Fiona Walsh's Handing back the past: A journey to Martu country with old photos (2012), documents Fiona's return to the Western Desert Martu community of Parnngurr with more than 1,400 photos she took in the 1980s-90s. This film charts continuity and change over 20 years in social and ecological environments. As she travels, Fiona is anxious about bridging cultural worlds and the wide span of 20 years.
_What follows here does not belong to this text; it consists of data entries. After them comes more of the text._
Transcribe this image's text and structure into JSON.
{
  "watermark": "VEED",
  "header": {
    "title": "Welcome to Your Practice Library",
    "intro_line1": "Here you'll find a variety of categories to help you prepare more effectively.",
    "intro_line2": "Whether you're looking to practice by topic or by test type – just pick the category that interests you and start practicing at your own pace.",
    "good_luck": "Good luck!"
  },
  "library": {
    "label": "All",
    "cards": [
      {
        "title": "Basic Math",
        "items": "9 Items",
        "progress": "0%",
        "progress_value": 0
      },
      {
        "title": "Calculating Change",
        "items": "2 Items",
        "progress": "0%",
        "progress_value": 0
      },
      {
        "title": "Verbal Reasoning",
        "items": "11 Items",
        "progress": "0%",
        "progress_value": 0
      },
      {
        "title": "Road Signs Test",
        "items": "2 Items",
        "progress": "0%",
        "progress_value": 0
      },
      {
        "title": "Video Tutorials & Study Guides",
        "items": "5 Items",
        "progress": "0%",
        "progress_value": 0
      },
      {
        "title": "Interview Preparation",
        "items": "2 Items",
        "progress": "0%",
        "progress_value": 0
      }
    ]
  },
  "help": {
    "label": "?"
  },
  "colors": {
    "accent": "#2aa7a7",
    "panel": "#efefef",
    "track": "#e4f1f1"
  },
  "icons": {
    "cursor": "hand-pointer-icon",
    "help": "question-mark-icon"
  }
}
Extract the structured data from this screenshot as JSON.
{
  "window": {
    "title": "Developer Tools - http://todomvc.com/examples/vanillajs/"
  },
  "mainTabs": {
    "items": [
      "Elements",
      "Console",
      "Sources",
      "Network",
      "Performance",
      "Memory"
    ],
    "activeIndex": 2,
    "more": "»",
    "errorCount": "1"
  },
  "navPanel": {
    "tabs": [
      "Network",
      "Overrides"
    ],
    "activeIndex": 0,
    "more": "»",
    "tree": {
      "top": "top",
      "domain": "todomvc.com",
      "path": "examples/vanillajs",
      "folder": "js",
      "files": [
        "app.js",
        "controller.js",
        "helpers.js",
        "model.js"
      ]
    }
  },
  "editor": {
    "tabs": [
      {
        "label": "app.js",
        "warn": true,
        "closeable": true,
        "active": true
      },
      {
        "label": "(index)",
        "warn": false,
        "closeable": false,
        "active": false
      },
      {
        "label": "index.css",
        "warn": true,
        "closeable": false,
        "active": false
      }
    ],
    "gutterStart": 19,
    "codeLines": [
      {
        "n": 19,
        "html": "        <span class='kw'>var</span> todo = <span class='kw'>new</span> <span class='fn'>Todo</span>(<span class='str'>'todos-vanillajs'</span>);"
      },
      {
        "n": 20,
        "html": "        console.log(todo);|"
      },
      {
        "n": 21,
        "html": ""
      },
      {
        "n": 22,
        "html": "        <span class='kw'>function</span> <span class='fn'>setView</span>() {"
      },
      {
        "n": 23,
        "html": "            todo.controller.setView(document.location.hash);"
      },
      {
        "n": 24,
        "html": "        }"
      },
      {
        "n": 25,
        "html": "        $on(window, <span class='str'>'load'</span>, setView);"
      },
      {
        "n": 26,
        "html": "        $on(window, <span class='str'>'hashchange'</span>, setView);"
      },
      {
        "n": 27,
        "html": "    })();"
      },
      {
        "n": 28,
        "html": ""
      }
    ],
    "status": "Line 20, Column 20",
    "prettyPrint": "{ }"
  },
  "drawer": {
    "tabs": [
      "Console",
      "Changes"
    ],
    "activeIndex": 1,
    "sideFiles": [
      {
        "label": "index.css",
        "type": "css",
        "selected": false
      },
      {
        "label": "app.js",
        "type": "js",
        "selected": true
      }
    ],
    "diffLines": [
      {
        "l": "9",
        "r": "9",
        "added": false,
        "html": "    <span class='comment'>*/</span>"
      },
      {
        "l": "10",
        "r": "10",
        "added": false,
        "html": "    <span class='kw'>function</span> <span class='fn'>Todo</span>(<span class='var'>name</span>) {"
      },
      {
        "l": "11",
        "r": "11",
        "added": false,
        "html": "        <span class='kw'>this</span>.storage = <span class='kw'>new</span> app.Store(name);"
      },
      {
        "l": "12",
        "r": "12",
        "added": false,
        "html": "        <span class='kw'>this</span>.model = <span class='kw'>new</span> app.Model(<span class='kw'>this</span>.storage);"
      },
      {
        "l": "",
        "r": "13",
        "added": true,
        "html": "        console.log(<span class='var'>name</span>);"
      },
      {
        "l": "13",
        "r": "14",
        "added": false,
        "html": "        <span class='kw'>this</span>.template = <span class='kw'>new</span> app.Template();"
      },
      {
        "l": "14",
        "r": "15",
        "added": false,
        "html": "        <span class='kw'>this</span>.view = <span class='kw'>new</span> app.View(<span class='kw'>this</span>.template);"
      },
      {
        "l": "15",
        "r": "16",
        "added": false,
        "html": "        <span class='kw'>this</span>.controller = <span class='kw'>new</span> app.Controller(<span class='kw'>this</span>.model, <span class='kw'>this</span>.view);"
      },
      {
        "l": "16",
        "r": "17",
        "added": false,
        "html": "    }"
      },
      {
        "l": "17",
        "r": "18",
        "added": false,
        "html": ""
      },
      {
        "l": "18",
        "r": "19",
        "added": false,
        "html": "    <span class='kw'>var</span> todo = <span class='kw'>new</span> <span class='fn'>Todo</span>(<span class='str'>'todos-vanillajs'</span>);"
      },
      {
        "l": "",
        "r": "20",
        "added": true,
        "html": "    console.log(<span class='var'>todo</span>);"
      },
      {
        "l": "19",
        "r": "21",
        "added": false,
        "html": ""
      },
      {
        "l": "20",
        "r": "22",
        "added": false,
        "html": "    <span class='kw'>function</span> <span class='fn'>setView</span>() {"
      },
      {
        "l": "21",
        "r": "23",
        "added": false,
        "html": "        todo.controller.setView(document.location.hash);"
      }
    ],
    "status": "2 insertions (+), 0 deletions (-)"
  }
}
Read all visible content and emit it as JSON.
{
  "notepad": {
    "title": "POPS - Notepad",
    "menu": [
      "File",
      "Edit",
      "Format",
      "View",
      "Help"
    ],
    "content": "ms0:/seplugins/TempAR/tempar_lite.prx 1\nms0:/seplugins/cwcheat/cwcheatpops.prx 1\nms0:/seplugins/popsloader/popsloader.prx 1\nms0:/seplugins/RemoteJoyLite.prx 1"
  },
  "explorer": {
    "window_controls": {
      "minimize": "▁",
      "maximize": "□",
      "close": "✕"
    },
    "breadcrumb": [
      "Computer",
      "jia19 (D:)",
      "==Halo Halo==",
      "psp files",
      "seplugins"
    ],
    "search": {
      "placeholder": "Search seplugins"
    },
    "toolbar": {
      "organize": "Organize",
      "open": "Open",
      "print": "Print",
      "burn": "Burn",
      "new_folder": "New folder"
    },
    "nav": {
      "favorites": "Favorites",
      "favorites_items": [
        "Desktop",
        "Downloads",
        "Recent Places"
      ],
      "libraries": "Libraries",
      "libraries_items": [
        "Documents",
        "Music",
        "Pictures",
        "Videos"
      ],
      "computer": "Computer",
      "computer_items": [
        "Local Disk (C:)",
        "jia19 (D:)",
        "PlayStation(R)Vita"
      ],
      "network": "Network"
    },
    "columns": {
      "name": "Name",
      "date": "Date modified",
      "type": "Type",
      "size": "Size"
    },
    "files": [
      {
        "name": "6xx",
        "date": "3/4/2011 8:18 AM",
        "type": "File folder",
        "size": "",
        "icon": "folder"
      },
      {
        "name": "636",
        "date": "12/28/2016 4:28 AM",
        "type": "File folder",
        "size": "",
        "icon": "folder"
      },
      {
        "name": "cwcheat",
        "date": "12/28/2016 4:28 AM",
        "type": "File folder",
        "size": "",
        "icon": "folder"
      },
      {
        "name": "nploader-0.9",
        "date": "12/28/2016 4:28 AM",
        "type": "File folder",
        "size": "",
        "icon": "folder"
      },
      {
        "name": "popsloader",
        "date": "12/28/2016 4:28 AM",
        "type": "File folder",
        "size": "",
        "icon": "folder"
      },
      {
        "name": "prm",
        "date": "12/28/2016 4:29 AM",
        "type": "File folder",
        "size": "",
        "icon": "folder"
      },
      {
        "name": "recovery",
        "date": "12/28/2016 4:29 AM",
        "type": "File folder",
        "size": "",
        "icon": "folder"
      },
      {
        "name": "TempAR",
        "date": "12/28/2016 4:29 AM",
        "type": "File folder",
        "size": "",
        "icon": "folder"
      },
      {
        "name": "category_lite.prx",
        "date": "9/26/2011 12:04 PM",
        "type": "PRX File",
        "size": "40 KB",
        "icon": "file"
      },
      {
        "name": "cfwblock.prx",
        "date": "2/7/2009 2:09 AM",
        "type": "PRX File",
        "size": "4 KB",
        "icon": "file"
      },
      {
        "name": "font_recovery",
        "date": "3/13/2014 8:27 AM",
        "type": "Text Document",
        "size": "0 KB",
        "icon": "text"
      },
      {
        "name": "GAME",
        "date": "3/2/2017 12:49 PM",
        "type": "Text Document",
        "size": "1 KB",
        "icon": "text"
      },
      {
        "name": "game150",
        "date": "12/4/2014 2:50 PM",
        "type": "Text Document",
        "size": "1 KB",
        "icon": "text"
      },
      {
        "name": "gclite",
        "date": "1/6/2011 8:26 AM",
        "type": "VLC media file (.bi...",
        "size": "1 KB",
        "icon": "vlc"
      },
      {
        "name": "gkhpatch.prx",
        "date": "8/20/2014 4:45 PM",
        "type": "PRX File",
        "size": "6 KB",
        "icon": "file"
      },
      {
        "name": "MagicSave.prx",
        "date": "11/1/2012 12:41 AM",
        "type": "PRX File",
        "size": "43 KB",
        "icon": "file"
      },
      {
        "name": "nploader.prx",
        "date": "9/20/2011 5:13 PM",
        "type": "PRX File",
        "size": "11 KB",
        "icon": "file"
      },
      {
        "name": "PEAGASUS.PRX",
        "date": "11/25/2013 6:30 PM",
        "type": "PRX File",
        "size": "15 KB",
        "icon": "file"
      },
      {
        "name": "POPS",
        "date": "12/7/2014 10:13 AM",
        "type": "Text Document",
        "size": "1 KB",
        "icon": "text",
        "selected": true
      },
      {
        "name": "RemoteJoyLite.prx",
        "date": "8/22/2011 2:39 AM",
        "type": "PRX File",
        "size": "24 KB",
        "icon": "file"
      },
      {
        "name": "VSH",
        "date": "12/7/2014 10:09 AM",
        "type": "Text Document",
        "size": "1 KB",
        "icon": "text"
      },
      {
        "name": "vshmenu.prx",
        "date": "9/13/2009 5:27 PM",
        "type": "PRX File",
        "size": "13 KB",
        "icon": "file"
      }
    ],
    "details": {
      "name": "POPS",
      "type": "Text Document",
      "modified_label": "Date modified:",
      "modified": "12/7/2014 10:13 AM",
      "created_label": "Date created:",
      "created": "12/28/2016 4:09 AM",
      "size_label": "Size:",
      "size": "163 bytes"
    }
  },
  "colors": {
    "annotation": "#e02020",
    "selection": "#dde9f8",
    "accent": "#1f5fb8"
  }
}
Will these pictures be of interest to Martu people in a world of rapid change?
 
Mamu (2010), written and directed by Curtis Taylor, portrays the tale of a young disillusioned Martu who man breaks cultural protocol by sharing photos of powerful rock paintings on Facebook and faces the frightening consequences.

Tyson Mowarin's Ngurra Wangaggu – Country Talking (2013), centres on a fishing trip but it's a reconnection, a continuing practice or part of everyday life. Ngurra Wanggagu is a modern and ancient love story. Presented in cinematic style, with stunning landscape time lapses as well as intimate one-on-one shots to explore the wider and more personal connections between a family and their country, as well as their connections with each other.

The Phone Booth Project (2012) is a collaboration between Lily Hibberd and Curtis Taylor and the Martu communities of Punmu and Parnngurr that relates the significance of phone booths for people in the Western Desert, especially in keeping dispersed families connected. Martu community members were actively involved in this retelling, also communicating diverse aspects of life in remote Australia.

Woven across the four other monitors in the installation are films made in many other places: in Sydney, Alice Springs, on Wadjemup (Rottnest Island), in Pernambuco, Brazil and Murujaga, on the Burrup peninsula in West Pilbara. Completing the scenario, It goes both ways presents seven prints from Tyson Mowarin's series All That I See, 365 Project, part of his ongoing documentation of many travels and memories of encountering special people and places – one shot and one story for each day of a year. Of all the representations here, it could be this still image that moves us the most: to feel the coming storm under the foreboding sky in Day 75, Underneath that cloud wave in the dust, red pindan and burnt ground.